As part of the 12th annual Photoville Festival in New York City, Photoville will be featuring the work of Pulitzer Center grantee Caroline Gutman in the exhibit, Children of Indigo.
Photoville is an ongoing event with exhibits in Manhattan, Brooklyn, Queens, the Bronx, and Staten Island, beginning on June 3, 2023. Throughout the festival, there will be in-person and virtual storytelling events, artist talks, educational programming, and open-air exhibitions in parks and other New York public spaces.
Learn more about the exhibit below, and visit this link to learn more about Photoville 2023.
The beauty of indigo is haunted by a painful history.
Eliza Pinckney, an 18th century slaveholder’s daughter, is widely credited with planting the first indigo seeds in South Carolina and transforming the plant into a lucrative cash crop. Before the American Revolutionary War, indigo dye, which was known as ‘blue gold,’ accounted for 25% of all exports from the American colonies, the second most valuable export after rice.
But behind the allure of indigo blue and the wealth it created was the reality of enslaved people who carried out the backbreaking work of cultivating, fermenting and processing indigo into dye.
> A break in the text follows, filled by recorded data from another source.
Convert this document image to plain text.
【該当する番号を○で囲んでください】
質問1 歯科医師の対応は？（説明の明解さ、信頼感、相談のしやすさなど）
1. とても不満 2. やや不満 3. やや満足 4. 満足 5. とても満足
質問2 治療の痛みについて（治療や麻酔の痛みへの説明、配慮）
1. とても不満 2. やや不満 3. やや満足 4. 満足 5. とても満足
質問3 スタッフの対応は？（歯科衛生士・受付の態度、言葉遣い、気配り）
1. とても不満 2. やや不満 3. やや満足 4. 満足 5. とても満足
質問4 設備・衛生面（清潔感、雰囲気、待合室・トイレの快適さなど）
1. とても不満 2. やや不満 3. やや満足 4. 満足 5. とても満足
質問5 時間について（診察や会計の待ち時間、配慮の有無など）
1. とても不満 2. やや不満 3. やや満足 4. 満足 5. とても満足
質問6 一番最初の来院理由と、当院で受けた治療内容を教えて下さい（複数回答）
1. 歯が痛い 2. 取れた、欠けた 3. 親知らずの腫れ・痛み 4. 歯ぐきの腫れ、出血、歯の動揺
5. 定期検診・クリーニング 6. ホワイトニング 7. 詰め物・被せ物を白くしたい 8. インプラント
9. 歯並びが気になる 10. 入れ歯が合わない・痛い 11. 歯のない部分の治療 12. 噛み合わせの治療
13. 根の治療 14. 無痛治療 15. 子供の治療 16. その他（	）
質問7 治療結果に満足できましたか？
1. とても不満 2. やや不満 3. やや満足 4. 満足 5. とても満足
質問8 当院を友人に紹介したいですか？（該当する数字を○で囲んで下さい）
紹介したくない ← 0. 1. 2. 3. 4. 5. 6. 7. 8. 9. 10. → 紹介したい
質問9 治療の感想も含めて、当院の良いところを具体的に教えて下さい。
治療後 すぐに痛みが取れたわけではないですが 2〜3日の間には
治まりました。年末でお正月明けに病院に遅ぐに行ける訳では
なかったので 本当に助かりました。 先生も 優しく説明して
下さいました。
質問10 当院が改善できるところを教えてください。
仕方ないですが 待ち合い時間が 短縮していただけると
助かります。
Today, women in the Lowcountry have revived indigo cultivation and dyeing, building a flourishing community of textile artists and homesteaders. In the words of indigo artist and educator Arianne King Comer, “Indigo is the voice of our ancestors.”
Children of Indigo explores the unsettling history of indigo in the Lowcountry and the artists and homesteaders today who are reviving and reclaiming South Carolina’s indigo tradition.